陈守渊哼了一声,“咱们陈氏出了个冬生,当了大官,身边的人都变好了,你们想想,以前,人家李县令搭理我们了吗!”
这话一出,大家都没说话了。
陈守渊继续道:“我还是那句话,你们在外,要守族规,小便宜不能占,老话说得好,占小便宜吃大亏。”

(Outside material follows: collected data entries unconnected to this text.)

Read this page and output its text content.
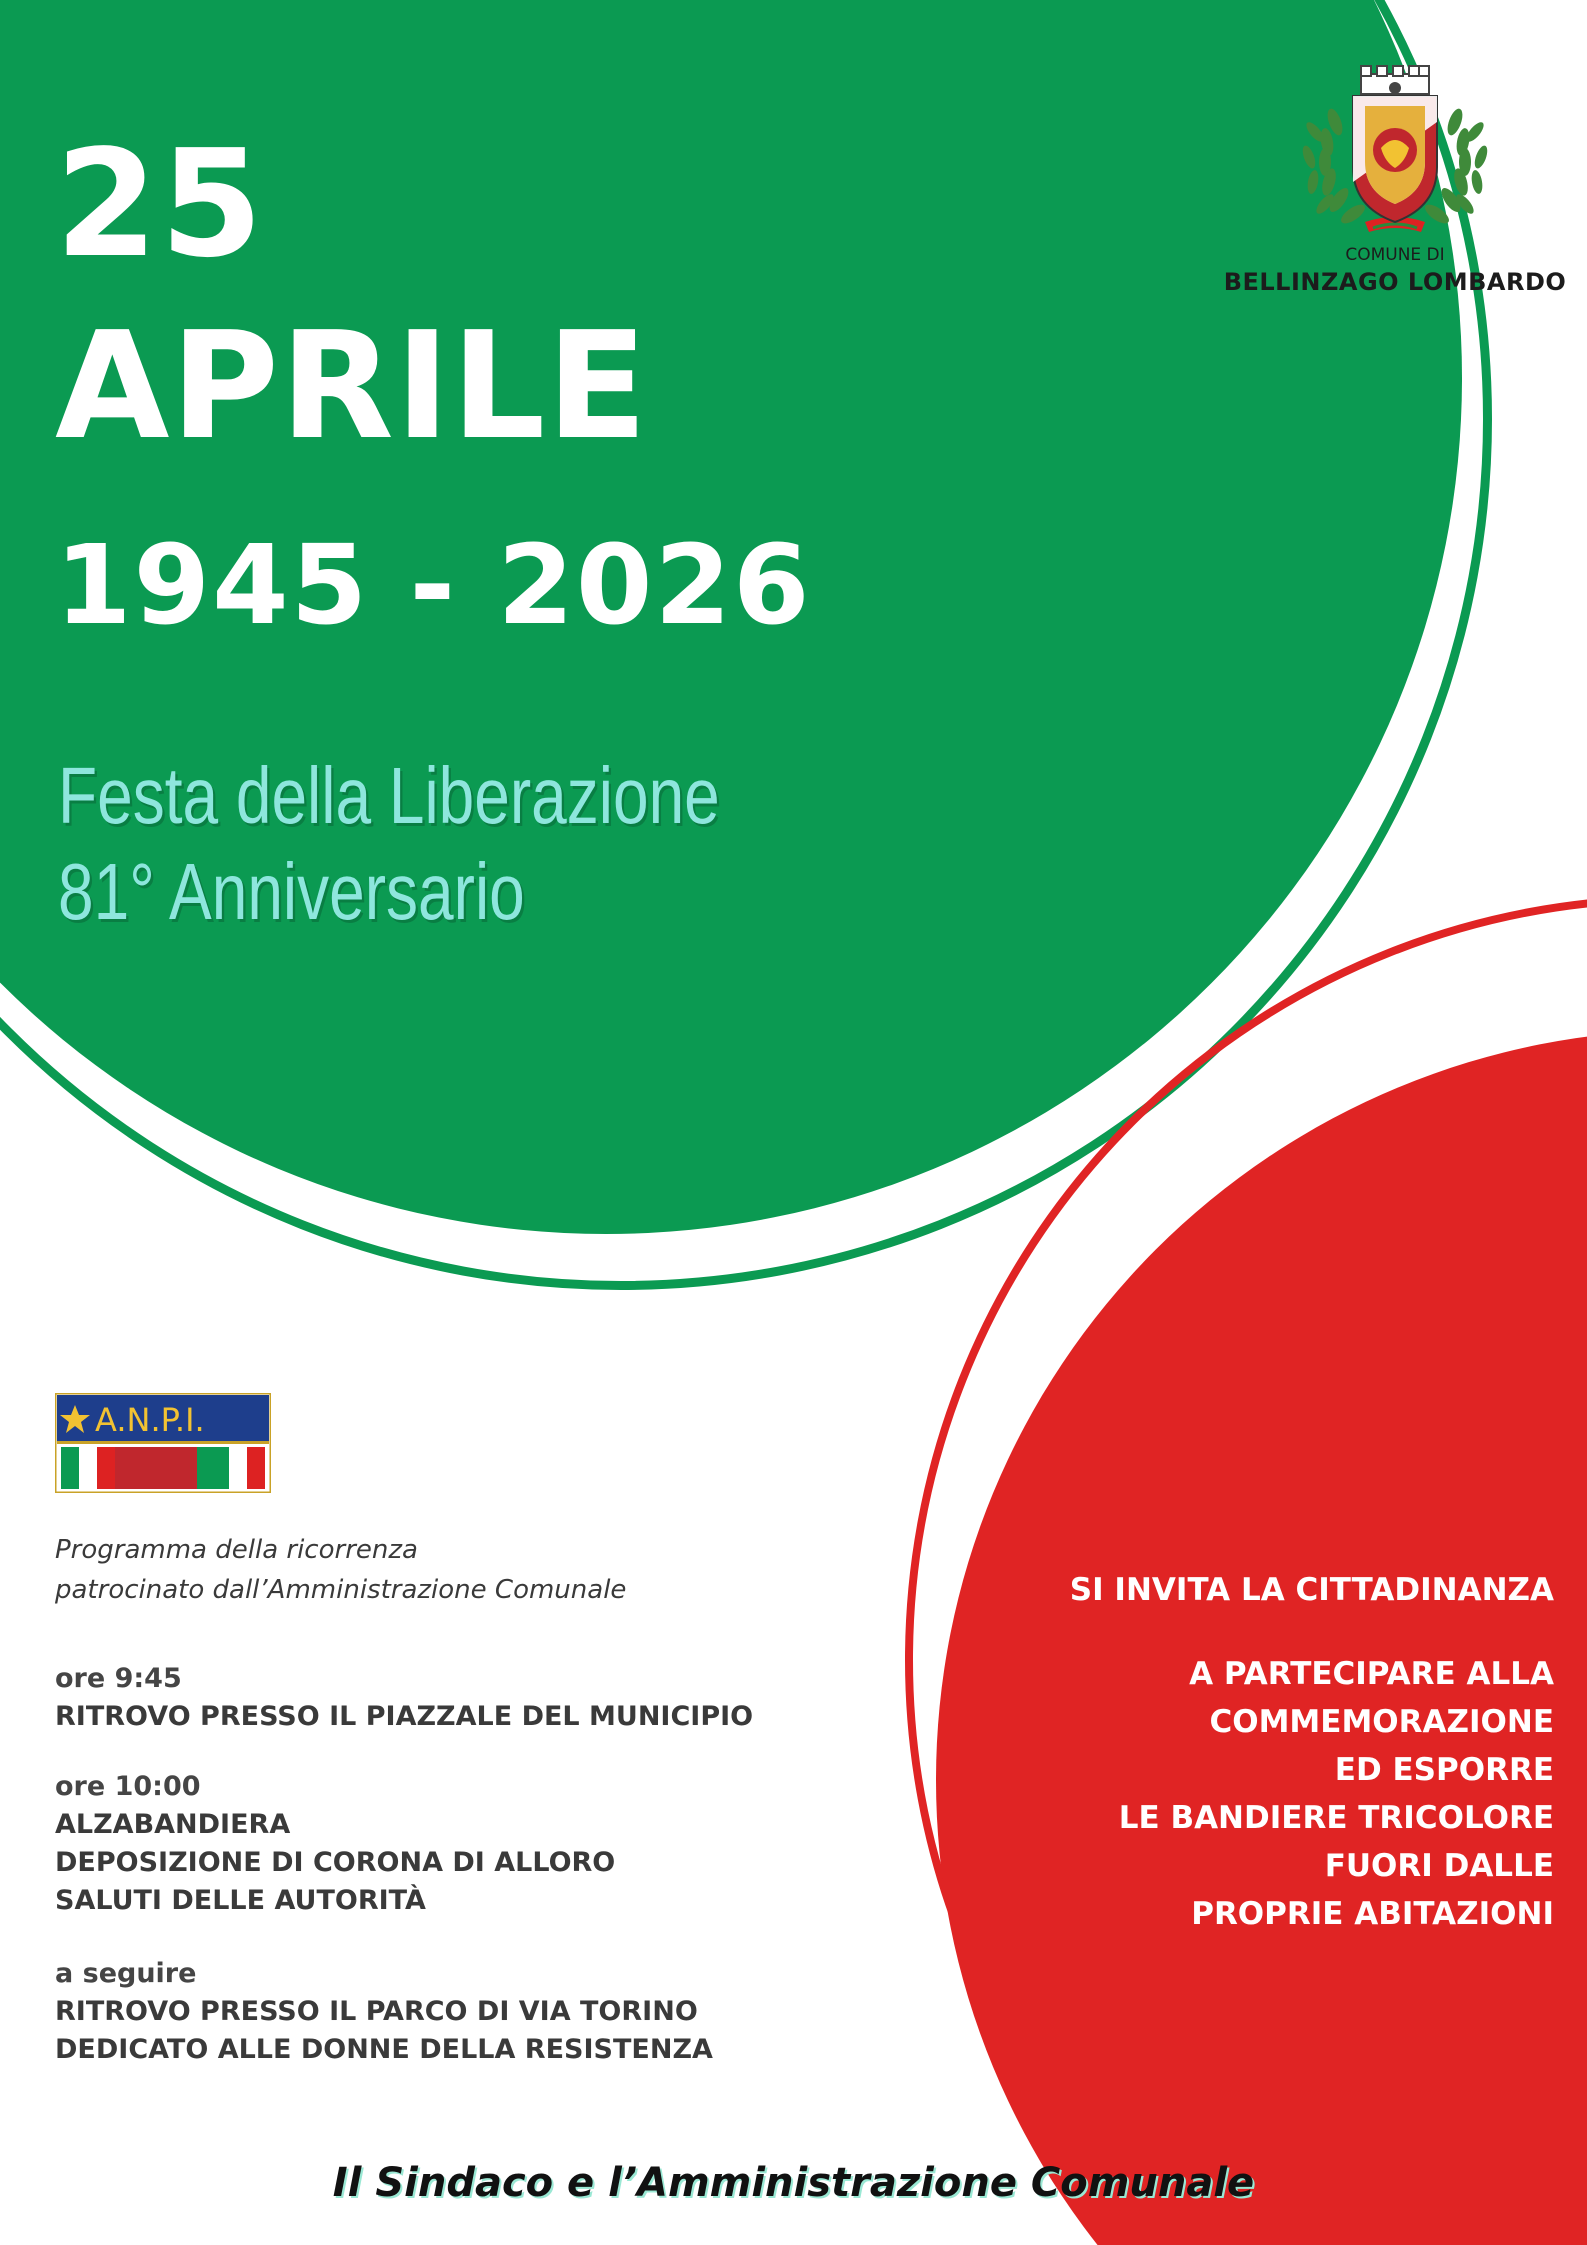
25
APRILE
1945 - 2026
Festa della Liberazione
81° Anniversario
COMUNE DI
BELLINZAGO LOMBARDO
A.N.P.I.
Programma della ricorrenza
patrocinato dall’Amministrazione Comunale
ore 9:45
RITROVO PRESSO IL PIAZZALE DEL MUNICIPIO
ore 10:00
ALZABANDIERA
DEPOSIZIONE DI CORONA DI ALLORO
SALUTI DELLE AUTORITÀ
a seguire
RITROVO PRESSO IL PARCO DI VIA TORINO
DEDICATO ALLE DONNE DELLA RESISTENZA
SI INVITA LA CITTADINANZA
A PARTECIPARE ALLA
COMMEMORAZIONE
ED ESPORRE
LE BANDIERE TRICOLORE
FUORI DALLE
PROPRIE ABITAZIONI
Il Sindaco e l’Amministrazione Comunale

族人多了,虽然大多数人听族长的,但总有几个刺头不信邪。
陈守渊哪能不知道他们的心思,继续道:“我还是那句话,听族里的安排,谁要是打着陈氏的旗号拿好处,一旦被发现了,就逐出宗祠。”
“族长,太严格了吧。”
“哼,这算什么,你们要是犯了错,会牵连到族里,丑话说在前面,别到时候哭哭啼啼说族里不讲情面。”
陈守渊很有族长威严,没人敢反驳他。
走了一会儿,陈守渊累了,上了马车,晃晃悠悠回村了。
可能年纪大了爱打瞌睡,没一会儿陈守渊就睡着了,等再醒来,都已经进村了。
族学已经下课了,陈守渊看到了礼章。
陈礼章急忙过来,“爷爷,你怎么突然回来了,一点消息都没有。”
陈氏族中的青壮汉子都从县里回来了,大家都知晓肯定有事,不然不会这么大的动静。
陈老头急急忙忙问青枫,“咋了,咋好端端的回来了,发生啥事了?”
陈青枫知道一点,“好像是冬生升官了,族长回来,可能要召集族老议事。”
“啥?升官了?”陈老头眼珠子都要瞪出来了。
他急忙去找拐杖,也不知道拐杖被放在哪里了,也顾不上找了,一瘸一拐往屋里跑。